Continuing with the Ignatian-themed week, today is the feast day of Blessed Peter Faber, S.J. Fr. Faber was one of the founders of the Society of Jesus and the first priest among the Jesuits. Pope Francis mentioned his admiration for Peter Faber in his first interview with America Magazine. According to Pope Francis, he looks up to Peter Faber because:
“[His] dialogue with all,” the pope says, “even the most remote and even with his opponents; his simple piety, a certain naïveté perhaps, his being available straightaway, his careful interior discernment, the fact that he was a man capable of great and strong decisions but also capable of being so gentle and loving.”

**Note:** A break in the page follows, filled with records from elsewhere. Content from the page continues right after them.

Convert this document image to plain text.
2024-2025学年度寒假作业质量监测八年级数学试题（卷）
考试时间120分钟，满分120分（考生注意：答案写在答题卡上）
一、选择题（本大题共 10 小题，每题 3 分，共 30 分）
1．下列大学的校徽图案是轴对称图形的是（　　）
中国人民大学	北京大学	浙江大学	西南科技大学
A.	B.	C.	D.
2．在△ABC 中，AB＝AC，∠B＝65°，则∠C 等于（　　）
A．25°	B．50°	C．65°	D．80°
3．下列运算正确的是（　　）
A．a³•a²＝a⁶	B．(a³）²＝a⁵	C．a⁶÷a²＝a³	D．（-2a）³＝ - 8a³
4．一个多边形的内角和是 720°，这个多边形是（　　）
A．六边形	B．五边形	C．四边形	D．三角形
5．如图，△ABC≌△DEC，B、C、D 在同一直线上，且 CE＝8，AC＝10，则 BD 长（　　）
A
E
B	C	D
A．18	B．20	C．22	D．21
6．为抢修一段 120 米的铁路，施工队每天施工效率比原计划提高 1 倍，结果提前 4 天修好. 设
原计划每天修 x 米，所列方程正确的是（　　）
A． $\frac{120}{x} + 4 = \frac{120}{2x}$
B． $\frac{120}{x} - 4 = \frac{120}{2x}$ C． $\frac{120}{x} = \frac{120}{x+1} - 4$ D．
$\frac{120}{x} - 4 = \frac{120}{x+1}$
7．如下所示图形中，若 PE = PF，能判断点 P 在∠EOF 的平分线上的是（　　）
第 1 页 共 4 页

Below is a summary of Fr. Faber’s life from Living Space, the outstanding prayer site run by the Irish Jesuits:
“Peter Faber (Pierre Favre) was born in 1506 in Villaret, Savoy in the south of France. As a boy, he looked after his father’s sheep in the French Alps. While tending sheep during the week, he taught cathechism to children on Sundays. Aware of his call to be a priest, he longed to study. At first, he was entrusted to the care of a priest at Thones and later to a neighbouring school at La Roche-sur-Foron. With the consent of his parents, in 1525 he went to the University of Paris. It was here that he discovered his real vocation. He was admitted to the College of Sainte-Barbe where he shared lodgings with a student from Navarre called Francis Xavier. They became close friends and graduated on the same day in 1530 with a master of arts degree. Peter also met Ignatius Loyola at the university and both Peter and Francis came under his influence. While Peter taught Ignatius the philosophy of Aristotle, Ignatius directed him in the spiritual life.

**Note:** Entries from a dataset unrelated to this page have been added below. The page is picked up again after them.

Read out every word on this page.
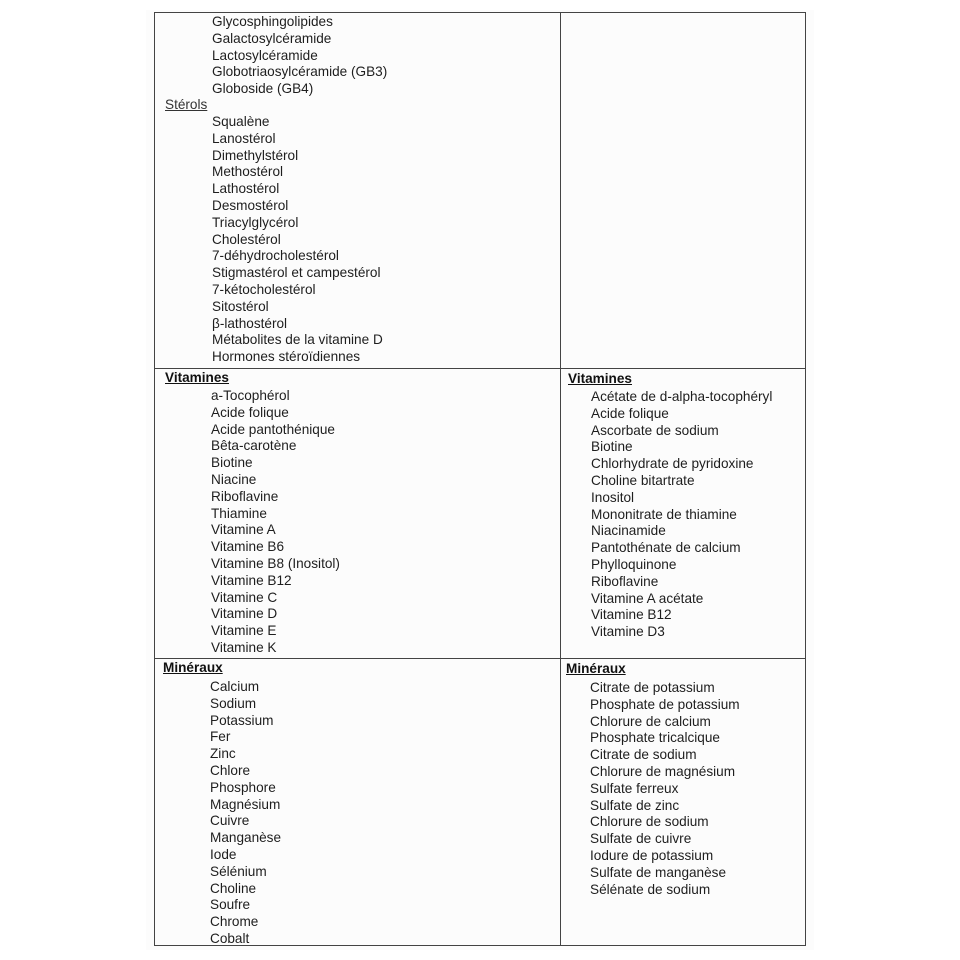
Vitamines	Vitamines
Minéraux	Minéraux
Stérols
Glycosphingolipides
Galactosylcéramide
Lactosylcéramide
Globotriaosylcéramide (GB3)
Globoside (GB4)
Squalène
Lanostérol
Dimethylstérol
Methostérol
Lathostérol
Desmostérol
Triacylglycérol
Cholestérol
7-déhydrocholestérol
Stigmastérol et campestérol
7-kétocholestérol
Sitostérol
β-lathostérol
Métabolites de la vitamine D
Hormones stéroïdiennes
a-Tocophérol
Acide folique
Acide pantothénique
Bêta-carotène
Biotine
Niacine
Riboflavine
Thiamine
Vitamine A
Vitamine B6
Vitamine B8 (Inositol)
Vitamine B12
Vitamine C
Vitamine D
Vitamine E
Vitamine K
Acétate de d-alpha-tocophéryl
Acide folique
Ascorbate de sodium
Biotine
Chlorhydrate de pyridoxine
Choline bitartrate
Inositol
Mononitrate de thiamine
Niacinamide
Pantothénate de calcium
Phylloquinone
Riboflavine
Vitamine A acétate
Vitamine B12
Vitamine D3
Calcium
Sodium
Potassium
Fer
Zinc
Chlore
Phosphore
Magnésium
Cuivre
Manganèse
Iode
Sélénium
Choline
Soufre
Chrome
Cobalt
Citrate de potassium
Phosphate de potassium
Chlorure de calcium
Phosphate tricalcique
Citrate de sodium
Chlorure de magnésium
Sulfate ferreux
Sulfate de zinc
Chlorure de sodium
Sulfate de cuivre
Iodure de potassium
Sulfate de manganèse
Sélénate de sodium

Peter was ordained priest in 1534, the first priest in Ignatius’ group, and was celebrant of the Mass on 15 August of the same year at which Ignatius and his companions made their vows of poverty, chastity and obedience with the intention of going to the Holy Land. Soon three more became members of the group. After Ignatius, Peter Faber was the one for whom the companions had the deepest respect because of his knowledge, his holiness and his influence on people.

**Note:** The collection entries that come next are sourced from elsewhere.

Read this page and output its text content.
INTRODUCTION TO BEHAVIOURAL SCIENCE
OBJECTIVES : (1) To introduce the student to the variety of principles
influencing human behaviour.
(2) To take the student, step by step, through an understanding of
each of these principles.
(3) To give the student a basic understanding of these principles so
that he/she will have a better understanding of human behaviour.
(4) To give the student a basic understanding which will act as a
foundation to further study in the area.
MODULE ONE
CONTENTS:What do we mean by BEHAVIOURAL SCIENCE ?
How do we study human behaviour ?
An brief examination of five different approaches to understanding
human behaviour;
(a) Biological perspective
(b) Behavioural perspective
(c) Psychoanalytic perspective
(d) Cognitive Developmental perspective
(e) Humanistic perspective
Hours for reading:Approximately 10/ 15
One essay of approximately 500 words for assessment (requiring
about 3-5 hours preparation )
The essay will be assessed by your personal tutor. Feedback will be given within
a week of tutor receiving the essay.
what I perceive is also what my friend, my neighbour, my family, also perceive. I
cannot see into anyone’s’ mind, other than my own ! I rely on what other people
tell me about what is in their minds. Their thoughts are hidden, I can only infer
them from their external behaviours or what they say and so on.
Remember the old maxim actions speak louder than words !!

Leaving Paris on 15 November 1536, Peter and the companions met up with Ignatius in Venice in January 1537. They planned to evanglise in the Holy Land but the instability of the region made it impossible. So they now decided to form a religious congregation and went to Rome where the Society of Jesus was approved by Pope Paul III in 1540. After some time preaching and teaching in Rome, the pope sent Peter to Parma and Piacenza in Italy where he preached the Gospel with success. He was then sent to Germany to defend the Catholic faith against the Reformers at the Diet of Worms in 1540. From Worms, Peter was called to another Diet at Ratisbon in the following year. He was disturbed by the unrest caused by Protestantism but even more by the decadence of Catholic life. He saw that what was needed was not discussion with the Protestants but the reform of the Catholic Church, in particular, the clergy. He spent a successful 10 months at Speyer, Ratisbon and Mainz. He influenced princes, prelates, and priests who opened themselves to him and amazed people by the effectiveness of his outreach.
Recalled to Spain by St. Ignatius, Faber left the field where he had been so successful and on his way won over his native region of Savoy, which never ceased to venerate him as a saint. He had hardly been in Spain six months when the pope ordered him back to Germany. He spent the next 19 months working for reform in Speyer, Mainz, and Cologne. Gradually he won over the clergy and discovered many vocations among the young. Among these was a young Dutchman, Peter Canisius who, as a Jesuit, would earn the title of Apostle of Germany. After spending some time in Leuven (Louvain) in 1543, he was called in the following year to go to Portugal and then to Spain. He was instrumental in establishing the Jesuits in Portugal.
He was called to the principal cities of Spain where he did much good. Among the vocations he nurtured was that of Francis Borgia, Duke of Gandia, who, following the death of his wife, would become a Jesuit and later the third General of the Jesuits. Faber, still only 40 years old, was now worn out by his constant labours and long journeys, always made on foot. Pope Paul III wanted to send him to the coming Council of Trent as theologian of the Holy See and King John III of Portugal wanted to make him Patriarch of Ethiopia. However, he only got as far as Rome on his way to the Council. Suffering from a fever after his journey, he died in the arms of Ignatius in Rome on 1 August 1546. Peter Faber was beatified by Pope Pius IX in 1872. He is remembered for his travels through Europe promoting Catholic renewal and his great skill in directing the Spiritual Exercises.”